Some of you with young children might be able to relate with me on this – but sometimes I just want to be in my own house…alone. I know those that are not in my stage are quick to remind me that it goes by quickly and before I know it they’ll be gone. And I understand that. But while I’m in the trenches, one day to myself sounds completely dreamy.
My loving husband gave me that day for my birthday. A day that I could do absolutely anything I wanted without having to worry about feeding kids, playing referee or arranging my schedule around nap time – and that day was yesterday. I’m going to downplay just how amazing it was because I don’t want my kids to think I’d rather be alone – although sometimes I do shut myself in my room for a little mom time-out. Some might use a day like this to read a book by the pool. Others might want to clean and organize. My list consisted of easy, yet seemingly pesky tasks that just weren’t getting done on my project to-do list.
Finish sewing some table runners (from fabric leftover from Hunter’s baptism last fall)

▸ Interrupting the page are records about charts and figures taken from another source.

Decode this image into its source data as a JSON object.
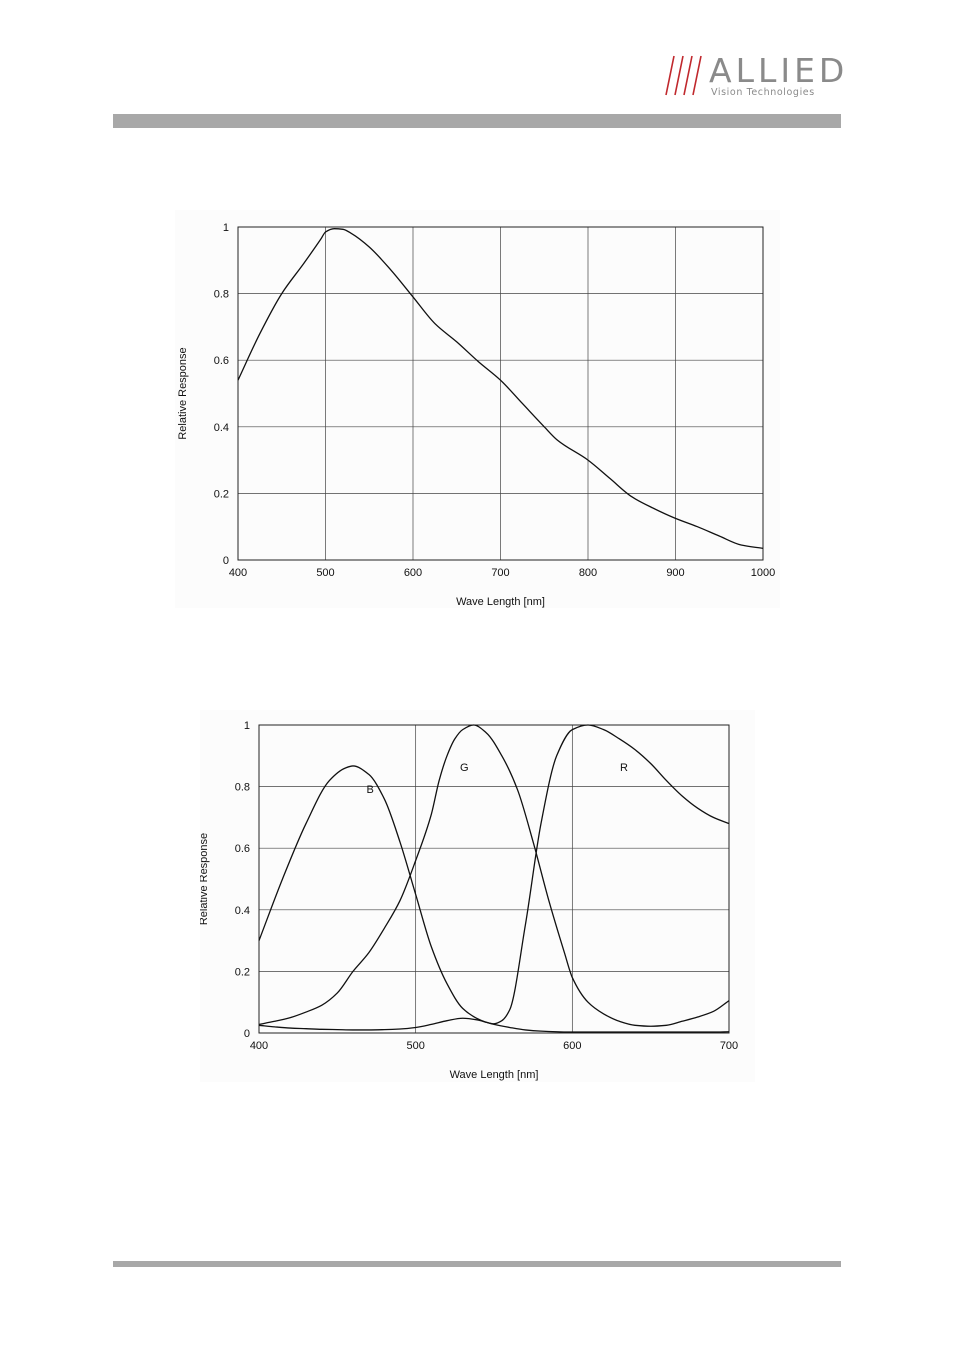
{
  "header": {
    "logo_name": "ALLIED",
    "logo_tagline": "Vision Technologies",
    "logo_slash_color": "#c0282d",
    "bar_color": "#a8a8a8"
  },
  "chart_data": [
    {
      "type": "line",
      "title": "",
      "xlabel": "Wave Length [nm]",
      "ylabel": "Relative Response",
      "xlim": [
        400,
        1000
      ],
      "ylim": [
        0,
        1
      ],
      "x_ticks": [
        "400",
        "500",
        "600",
        "700",
        "800",
        "900",
        "1000"
      ],
      "y_ticks": [
        "0",
        "0.2",
        "0.4",
        "0.6",
        "0.8",
        "1"
      ],
      "grid": true,
      "series": [
        {
          "x": [
            400,
            425,
            450,
            475,
            495,
            500,
            510,
            520,
            530,
            550,
            575,
            600,
            625,
            650,
            675,
            700,
            725,
            750,
            765,
            800,
            825,
            850,
            875,
            900,
            925,
            950,
            975,
            1000
          ],
          "y": [
            0.54,
            0.68,
            0.8,
            0.89,
            0.965,
            0.985,
            0.995,
            0.993,
            0.98,
            0.94,
            0.87,
            0.79,
            0.71,
            0.655,
            0.595,
            0.54,
            0.47,
            0.4,
            0.36,
            0.3,
            0.245,
            0.19,
            0.155,
            0.125,
            0.1,
            0.072,
            0.045,
            0.035
          ]
        }
      ]
    },
    {
      "type": "line",
      "title": "",
      "xlabel": "Wave Length [nm]",
      "ylabel": "Relative Response",
      "xlim": [
        400,
        700
      ],
      "ylim": [
        0,
        1
      ],
      "x_ticks": [
        "400",
        "500",
        "600",
        "700"
      ],
      "y_ticks": [
        "0",
        "0.2",
        "0.4",
        "0.6",
        "0.8",
        "1"
      ],
      "grid": true,
      "annotations": [
        {
          "text": "B",
          "x": 471,
          "y": 0.78
        },
        {
          "text": "G",
          "x": 531,
          "y": 0.85
        },
        {
          "text": "R",
          "x": 633,
          "y": 0.85
        }
      ],
      "series": [
        {
          "x": [
            400,
            410,
            420,
            430,
            440,
            450,
            460,
            470,
            480,
            490,
            500,
            510,
            520,
            530,
            540,
            545,
            550,
            560,
            570,
            580,
            590,
            600,
            610,
            620,
            630,
            640,
            650,
            660,
            670,
            680,
            690,
            700
          ],
          "y": [
            0.025,
            0.02,
            0.016,
            0.014,
            0.012,
            0.011,
            0.01,
            0.01,
            0.011,
            0.013,
            0.018,
            0.028,
            0.04,
            0.048,
            0.042,
            0.035,
            0.028,
            0.018,
            0.01,
            0.006,
            0.004,
            0.003,
            0.003,
            0.003,
            0.003,
            0.003,
            0.003,
            0.003,
            0.003,
            0.003,
            0.003,
            0.004
          ]
        },
        {
          "x": [
            400,
            415,
            430,
            445,
            455,
            460,
            470,
            480,
            490,
            500,
            510,
            520,
            530,
            540,
            545,
            550,
            555,
            560,
            570,
            580,
            590,
            600,
            610,
            620,
            630,
            640,
            650,
            660,
            670,
            680,
            690,
            700
          ],
          "y": [
            0.3,
            0.5,
            0.68,
            0.82,
            0.86,
            0.867,
            0.84,
            0.76,
            0.62,
            0.45,
            0.28,
            0.16,
            0.08,
            0.045,
            0.035,
            0.03,
            0.04,
            0.075,
            0.35,
            0.68,
            0.9,
            0.985,
            1.0,
            0.985,
            0.955,
            0.92,
            0.875,
            0.82,
            0.77,
            0.73,
            0.7,
            0.68
          ]
        },
        {
          "x": [
            400,
            410,
            420,
            430,
            440,
            450,
            460,
            470,
            480,
            490,
            500,
            510,
            515,
            520,
            525,
            530,
            537,
            545,
            555,
            565,
            575,
            585,
            595,
            600,
            610,
            620,
            630,
            640,
            650,
            660,
            670,
            680,
            690,
            700
          ],
          "y": [
            0.028,
            0.038,
            0.05,
            0.068,
            0.09,
            0.13,
            0.2,
            0.26,
            0.34,
            0.43,
            0.56,
            0.71,
            0.82,
            0.9,
            0.955,
            0.985,
            1.0,
            0.975,
            0.9,
            0.79,
            0.62,
            0.43,
            0.26,
            0.18,
            0.1,
            0.062,
            0.038,
            0.025,
            0.022,
            0.025,
            0.038,
            0.052,
            0.07,
            0.105
          ]
        }
      ]
    }
  ]
}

Painting the boy’s closet built-in from earlier this spring
Some touch-up paint from when we painted Hallie’s room just before vacation and rehanging frames
Adding switches to the boys over-the-bed lights
Fixing the smoke detector upstairs
Painting letters I’d cut out of wood before Christmas to make a sign
Running to Home Depot for more supplies and a little shopping/returning while I was out and about
And before I knew it – my childless day was over. Of course there are still things on my list – it’s never ending – but I’ll just keep plugging away slowly but surely. Summer is hard with all the kids home all the time so this day was perfectly timed, I needed a day of production among the long hazy days of summer.